FOCS 2022

I am on the FOCS 2022 Program Committee, and I am overjoyed that the PC meeting will be virtual. Hopefully, the days are over when the program chair can brush aside all cost-benefit considerations, impose their backyard on far-away scholars who need service items, and then splash their offspring at the welcome party.

I am also overjoyed that we will be implementing double-blind reviews. This issue has been discussed and ridiculed at length. Admittedly, it makes it harder to adhere to Leonid Levin’s 1995 influential STOC Criteria. For example, if a reviewer wanted to trash a paper based on the fact that the authors are not in the position to judge their own work, now they’ll have to check online for talks or preprints to know who the authors are. Given the volume of reviews, it’s reasonable to expect that in some cases the reviewer won’t be able to conclusively exclude that a letter-writer is among the authors. In such a situation they can resort to writing a very long, thorough, and competent review whose most significant digit is the STOC/FOCS death sentence: weak accept.

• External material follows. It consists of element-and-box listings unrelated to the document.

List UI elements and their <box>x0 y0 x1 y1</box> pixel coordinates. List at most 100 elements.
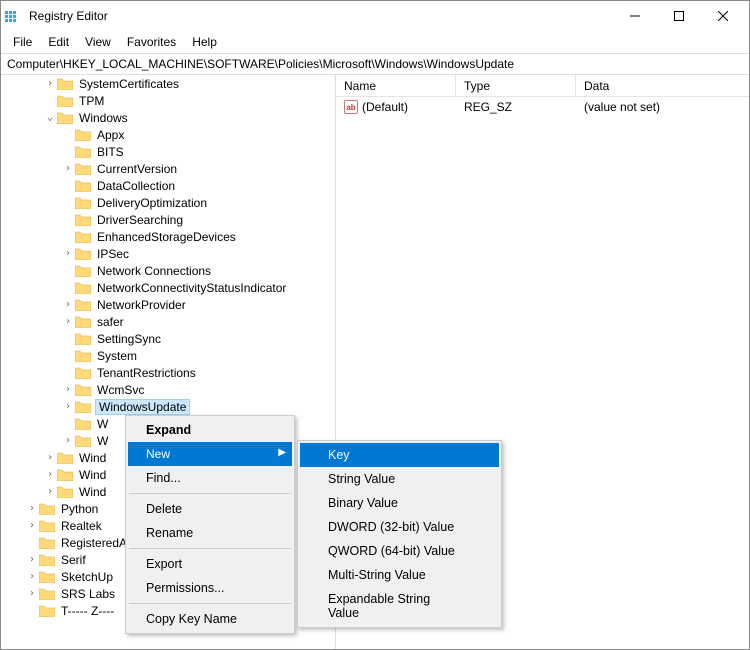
folder-icon <box>75 281 91 294</box>
separator <box>129 603 291 604</box>
submenu-arrow-icon: ▶ <box>278 447 286 458</box>
sub-string[interactable]: String Value <box>300 467 499 491</box>
address-bar[interactable]: Computer\HKEY_LOCAL_MACHINE\SOFTWARE\Pol… <box>1 53 749 75</box>
close-button[interactable] <box>701 2 745 30</box>
sub-dword[interactable]: DWORD (32-bit) Value <box>300 515 499 539</box>
folder-icon <box>75 230 91 243</box>
folder-icon <box>75 366 91 379</box>
menu-view[interactable]: View <box>77 33 119 51</box>
expand-icon[interactable]: › <box>61 400 75 414</box>
separator <box>129 493 291 494</box>
folder-icon <box>75 145 91 158</box>
expand-icon[interactable]: › <box>25 587 39 601</box>
folder-icon <box>75 332 91 345</box>
menu-bar: File Edit View Favorites Help <box>1 31 749 53</box>
ctx-find[interactable]: Find... <box>128 466 292 490</box>
title-bar: Registry Editor <box>1 1 749 31</box>
expand-icon[interactable]: › <box>43 485 57 499</box>
tree-node[interactable]: ›EnhancedStorageDevices <box>7 228 288 245</box>
tree-node[interactable]: ›NetworkProvider <box>7 296 288 313</box>
value-row[interactable]: ab(Default) REG_SZ (value not set) <box>336 97 749 117</box>
folder-icon <box>39 502 55 515</box>
ctx-export[interactable]: Export <box>128 552 292 576</box>
expand-icon[interactable]: › <box>43 451 57 465</box>
expand-icon[interactable]: › <box>61 315 75 329</box>
folder-icon <box>75 196 91 209</box>
sub-expandable[interactable]: Expandable String Value <box>300 587 499 625</box>
tree-node[interactable]: ›CurrentVersion <box>7 160 288 177</box>
tree-node[interactable]: ›DeliveryOptimization <box>7 194 288 211</box>
expand-icon[interactable]: › <box>43 77 57 91</box>
tree-node[interactable]: ›NetworkConnectivityStatusIndicator <box>7 279 288 296</box>
expand-icon[interactable]: › <box>25 553 39 567</box>
folder-icon <box>75 213 91 226</box>
folder-icon <box>75 315 91 328</box>
tree-node[interactable]: ›safer <box>7 313 288 330</box>
folder-icon <box>57 111 73 124</box>
collapse-icon[interactable]: ⌄ <box>43 111 57 125</box>
ctx-expand[interactable]: Expand <box>128 418 292 442</box>
value-type: REG_SZ <box>456 99 576 115</box>
string-value-icon: ab <box>344 100 358 114</box>
tree-node[interactable]: ›Network Connections <box>7 262 288 279</box>
folder-icon <box>75 349 91 362</box>
ctx-permissions[interactable]: Permissions... <box>128 576 292 600</box>
tree-node[interactable]: ›SystemCertificates <box>7 75 288 92</box>
tree-node[interactable]: ›DataCollection <box>7 177 288 194</box>
folder-icon <box>75 417 91 430</box>
expand-icon[interactable]: › <box>61 434 75 448</box>
expand-icon[interactable]: › <box>61 383 75 397</box>
ctx-copykeyname[interactable]: Copy Key Name <box>128 607 292 631</box>
tree-node[interactable]: ›TPM <box>7 92 288 109</box>
sub-key[interactable]: Key <box>300 443 499 467</box>
app-icon <box>5 9 23 23</box>
col-data[interactable]: Data <box>576 75 749 96</box>
sub-qword[interactable]: QWORD (64-bit) Value <box>300 539 499 563</box>
col-name[interactable]: Name <box>336 75 456 96</box>
sub-binary[interactable]: Binary Value <box>300 491 499 515</box>
ctx-rename[interactable]: Rename <box>128 521 292 545</box>
col-type[interactable]: Type <box>456 75 576 96</box>
folder-icon <box>75 179 91 192</box>
tree-node[interactable]: ›TenantRestrictions <box>7 364 288 381</box>
folder-icon <box>39 536 55 549</box>
menu-help[interactable]: Help <box>184 33 225 51</box>
folder-icon <box>39 519 55 532</box>
expand-icon[interactable]: › <box>25 519 39 533</box>
tree-node[interactable]: ›Appx <box>7 126 288 143</box>
folder-icon <box>75 298 91 311</box>
window-title: Registry Editor <box>29 9 613 23</box>
tree-node[interactable]: ›DriverSearching <box>7 211 288 228</box>
folder-icon <box>75 128 91 141</box>
context-menu: Expand New▶ Find... Delete Rename Export… <box>125 415 295 634</box>
maximize-button[interactable] <box>657 2 701 30</box>
tree-node[interactable]: ›BITS <box>7 143 288 160</box>
expand-icon[interactable]: › <box>43 468 57 482</box>
separator <box>129 548 291 549</box>
tree-node[interactable]: ›System <box>7 347 288 364</box>
ctx-new[interactable]: New▶ <box>128 442 292 466</box>
folder-icon <box>57 451 73 464</box>
expand-icon[interactable]: › <box>25 502 39 516</box>
sub-multistring[interactable]: Multi-String Value <box>300 563 499 587</box>
tree-node[interactable]: ›WcmSvc <box>7 381 288 398</box>
tree-node[interactable]: ›IPSec <box>7 245 288 262</box>
menu-favorites[interactable]: Favorites <box>119 33 184 51</box>
menu-file[interactable]: File <box>5 33 40 51</box>
expand-icon[interactable]: › <box>61 247 75 261</box>
folder-icon <box>75 434 91 447</box>
folder-icon <box>75 247 91 260</box>
value-name: (Default) <box>362 100 408 114</box>
tree-node-selected[interactable]: ›WindowsUpdate <box>7 398 288 415</box>
menu-edit[interactable]: Edit <box>40 33 77 51</box>
tree-node[interactable]: ›SettingSync <box>7 330 288 347</box>
folder-icon <box>57 77 73 90</box>
expand-icon[interactable]: › <box>61 162 75 176</box>
tree-node[interactable]: ⌄Windows <box>7 109 288 126</box>
folder-icon <box>75 264 91 277</box>
minimize-button[interactable] <box>613 2 657 30</box>
ctx-delete[interactable]: Delete <box>128 497 292 521</box>
folder-icon <box>39 587 55 600</box>
expand-icon[interactable]: › <box>25 570 39 584</box>
expand-icon[interactable]: › <box>61 298 75 312</box>
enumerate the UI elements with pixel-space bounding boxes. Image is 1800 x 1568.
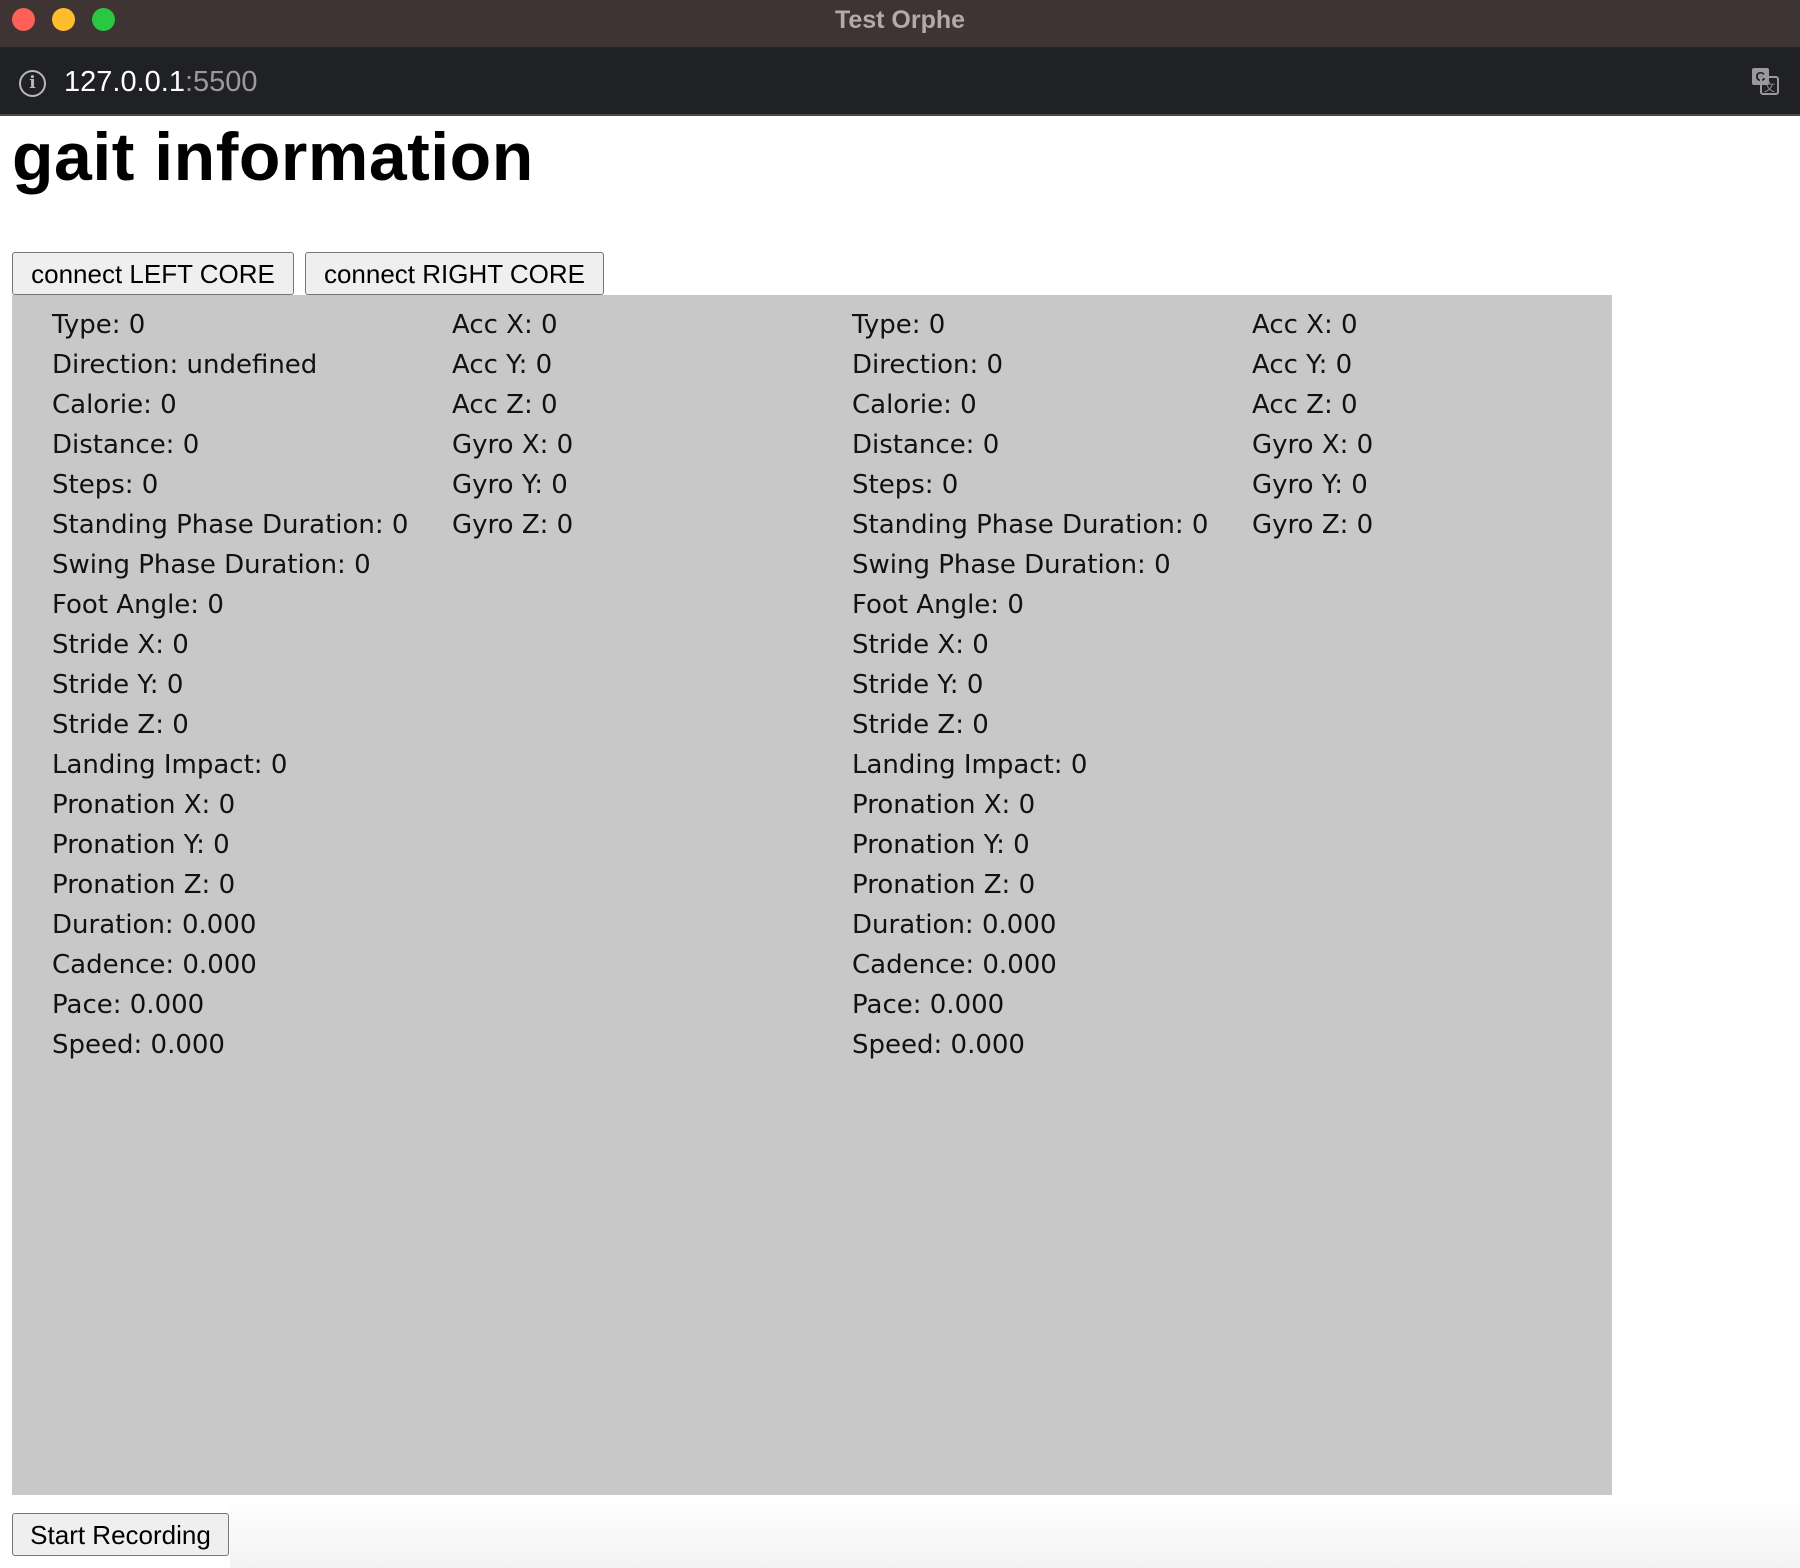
data-row: Swing Phase Duration: 0 xyxy=(52,550,371,580)
right-gait-column: Type: 0 Direction: 0 Calorie: 0 Distance: 0… xyxy=(852,305,1208,1065)
data-row: Pace: 0.000 xyxy=(52,990,205,1020)
data-row: Type: 0 xyxy=(852,310,946,340)
translate-icon[interactable]: G 文 xyxy=(1750,66,1780,96)
data-row: Steps: 0 xyxy=(52,470,159,500)
right-sensor-column: Acc X: 0 Acc Y: 0 Acc Z: 0 Gyro X: 0 Gyro Y:… xyxy=(1252,305,1373,545)
data-row: Gyro Y: 0 xyxy=(1252,470,1368,500)
connect-left-core-button[interactable]: connect LEFT CORE xyxy=(12,252,294,295)
data-row: Distance: 0 xyxy=(852,430,1000,460)
data-row: Stride Z: 0 xyxy=(52,710,189,740)
data-row: Direction: undefined xyxy=(52,350,318,380)
data-row: Gyro X: 0 xyxy=(1252,430,1374,460)
left-sensor-column: Acc X: 0 Acc Y: 0 Acc Z: 0 Gyro X: 0 Gyro Y:… xyxy=(452,305,573,545)
page-title: gait information xyxy=(12,119,534,195)
data-row: Stride Y: 0 xyxy=(852,670,984,700)
data-row: Duration: 0.000 xyxy=(852,910,1057,940)
data-row: Stride Y: 0 xyxy=(52,670,184,700)
data-row: Distance: 0 xyxy=(52,430,200,460)
info-icon[interactable]: i xyxy=(19,70,46,97)
data-row: Speed: 0.000 xyxy=(852,1030,1025,1060)
data-row: Standing Phase Duration: 0 xyxy=(852,510,1209,540)
left-gait-column: Type: 0 Direction: undefined Calorie: 0 Dis… xyxy=(52,305,408,1065)
data-row: Acc Y: 0 xyxy=(452,350,553,380)
data-row: Acc Z: 0 xyxy=(452,390,558,420)
data-row: Pronation Z: 0 xyxy=(52,870,236,900)
data-row: Calorie: 0 xyxy=(852,390,977,420)
data-row: Acc X: 0 xyxy=(1252,310,1358,340)
data-row: Pronation Y: 0 xyxy=(852,830,1030,860)
data-row: Pronation Z: 0 xyxy=(852,870,1036,900)
page-content: gait information connect LEFT CORE conne… xyxy=(0,118,1800,1568)
data-row: Pronation X: 0 xyxy=(52,790,236,820)
data-row: Gyro Z: 0 xyxy=(1252,510,1374,540)
data-row: Cadence: 0.000 xyxy=(852,950,1057,980)
data-row: Pronation X: 0 xyxy=(852,790,1036,820)
data-row: Gyro Z: 0 xyxy=(452,510,574,540)
svg-text:文: 文 xyxy=(1764,80,1775,94)
data-row: Speed: 0.000 xyxy=(52,1030,225,1060)
bottom-shadow xyxy=(230,1498,1800,1568)
data-row: Gyro Y: 0 xyxy=(452,470,568,500)
url-host: 127.0.0.1 xyxy=(64,66,185,98)
data-panel: Type: 0 Direction: undefined Calorie: 0 Dis… xyxy=(12,295,1612,1495)
data-row: Acc X: 0 xyxy=(452,310,558,340)
data-row: Acc Y: 0 xyxy=(1252,350,1353,380)
url-field[interactable]: 127.0.0.1:5500 xyxy=(64,66,258,99)
data-row: Type: 0 xyxy=(52,310,146,340)
data-row: Calorie: 0 xyxy=(52,390,177,420)
window-title: Test Orphe xyxy=(834,6,966,34)
data-row: Swing Phase Duration: 0 xyxy=(852,550,1171,580)
data-row: Stride Z: 0 xyxy=(852,710,989,740)
data-row: Landing Impact: 0 xyxy=(852,750,1088,780)
url-port: :5500 xyxy=(184,66,258,98)
start-recording-button[interactable]: Start Recording xyxy=(12,1513,229,1556)
data-row: Steps: 0 xyxy=(852,470,959,500)
data-row: Direction: 0 xyxy=(852,350,1004,380)
data-row: Pace: 0.000 xyxy=(852,990,1005,1020)
window-titlebar: Test Orphe xyxy=(0,0,1800,48)
data-row: Pronation Y: 0 xyxy=(52,830,230,860)
data-row: Stride X: 0 xyxy=(852,630,989,660)
data-row: Acc Z: 0 xyxy=(1252,390,1358,420)
data-row: Cadence: 0.000 xyxy=(52,950,257,980)
data-row: Foot Angle: 0 xyxy=(852,590,1024,620)
data-row: Duration: 0.000 xyxy=(52,910,257,940)
data-row: Gyro X: 0 xyxy=(452,430,574,460)
data-row: Standing Phase Duration: 0 xyxy=(52,510,409,540)
data-row: Landing Impact: 0 xyxy=(52,750,288,780)
data-row: Foot Angle: 0 xyxy=(52,590,224,620)
data-row: Stride X: 0 xyxy=(52,630,189,660)
connect-right-core-button[interactable]: connect RIGHT CORE xyxy=(305,252,604,295)
address-bar: i 127.0.0.1:5500 G 文 xyxy=(0,48,1800,116)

No, I actually do have something more constructive to say about this. I was — as they say — privileged to serve on many NSF panels. As an aside, it’s interesting that there the track-record of the investigators is a key factor in the decision; in fact, according to many including myself, it should carry even more weight, rather than forcing investigators to fill pages with made-up directions most of which won’t pan out. But that’s another story; what is relevant for this post is that each panel begins with a quick “de-biasing” briefing, which I actually enjoy and from which I learnt something. For example, there’s a classic experiment where the ratio of females hired as musicians increases if auditions hide the performer behind a tent and make them walk in on carpet so you can’t tell what shoes they are wearing. Similar experiments exist that hide names from the folders of applicants, etc. What I propose is to do a similar thing when reviewing papers. That is, start with a de-biasing briefing: tell reviewers to ask themselves whether their attitude towards a paper would be different if:

  1. The authors of this paper/previous relevant work were ultra-big shots, or
  2. The authors of this paper/previous relevant work were hapless nobodies, or
  3. The proofs in this paper could be simplified dramatically to the point that even I understand them, or
  4. This result came with a super-complicated proof which I can’t even begin to follow, or

What other questions would be good to ask?